Twilio goes global with cloud telephony

News James Stirling Oct 18, 2012

Cloud-based communications extended to 40 countries and six continents.

Cloud telephony start-up Twilio has announced that its communications services are now on six continents and 40 countries.

The announcement made at the company’s Twilio conference in San Francisco means that app developers can use the cloud-based service in more countries than ever before. Among the new countries are Australia, Brazil, Japan, and South Africa.

"In 2012, we set out to make Twilio a single API with global reach," said Jeff Lawson, chief executive and co-founder of Twilio. "Now that we are on six continents, developers and their companies can reach their customers around the globe. As we continue our expansion efforts, we can't wait to see what developers everywhere around the globe will build."

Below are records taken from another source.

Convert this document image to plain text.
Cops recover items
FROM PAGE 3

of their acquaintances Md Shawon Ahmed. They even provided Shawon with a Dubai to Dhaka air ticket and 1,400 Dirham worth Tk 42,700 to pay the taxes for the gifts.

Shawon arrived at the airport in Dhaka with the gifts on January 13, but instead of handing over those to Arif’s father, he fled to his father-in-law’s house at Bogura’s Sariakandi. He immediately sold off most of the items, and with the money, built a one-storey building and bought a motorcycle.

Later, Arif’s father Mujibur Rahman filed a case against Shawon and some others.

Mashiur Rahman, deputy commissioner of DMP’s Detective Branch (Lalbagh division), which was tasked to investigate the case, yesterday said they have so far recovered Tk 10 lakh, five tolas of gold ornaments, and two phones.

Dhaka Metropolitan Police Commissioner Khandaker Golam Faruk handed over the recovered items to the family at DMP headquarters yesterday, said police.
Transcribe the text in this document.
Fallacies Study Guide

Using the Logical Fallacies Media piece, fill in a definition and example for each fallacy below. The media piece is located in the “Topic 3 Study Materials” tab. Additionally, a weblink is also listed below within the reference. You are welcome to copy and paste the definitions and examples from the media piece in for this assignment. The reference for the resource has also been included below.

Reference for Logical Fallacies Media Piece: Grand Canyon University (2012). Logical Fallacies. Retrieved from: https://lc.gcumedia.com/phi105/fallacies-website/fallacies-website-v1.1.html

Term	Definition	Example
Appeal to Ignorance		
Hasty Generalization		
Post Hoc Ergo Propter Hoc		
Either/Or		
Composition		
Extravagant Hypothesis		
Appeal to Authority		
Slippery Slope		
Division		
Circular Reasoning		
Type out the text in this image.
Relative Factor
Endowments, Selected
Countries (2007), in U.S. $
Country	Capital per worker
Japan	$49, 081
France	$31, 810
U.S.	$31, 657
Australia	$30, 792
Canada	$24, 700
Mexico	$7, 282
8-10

Developers can now deploy services using the cloud telephony service to more countries without having to rewrite code or deal with new carriers. Developers are now able to buy local phone numbers in forty countries, all using the same Twilio API. This eliminates the burden of customers having to individually manage country by country carrier relationships.

Lisa Weitekamp, associate product manager at Twilio said that the company had taken a deliberate approach to expansion.

"We have established strong relationships with providers around the world to provide the highest quality possible,” she said. “Before launching in each country, we do extensive investigation on local regulations and restrictions, and we make sure that we have a process that makes it easy for our customers to build incredible apps and services, regardless of their country."

The company also a number of new APIs to allow developers to build more stable cloud applications as well as retrieve data more easily and show usage information.

With new Test Credentials for the Twilio API, developers can test their code against the Twilio API without placing calls, sending SMS messages, or spending a penny. Developers can use the same code to talk to the same Twilio API in their tests as they do in their production environments, but by using Test Credentials they'll no longer worry that a runaway test might result in a significant cost.

The Usage API gives developers a REST endpoint to query any type of Twilio usage with a single API call. The API supports slicing and dicing usage over any date-range and by any time-interval.

Finally, the Usage Triggers API allows developers to create triggers that webhook to their application when it crosses usage thresholds. Usage Triggers can fire, based on any type of usage from a specific call-type to the total price of all usage.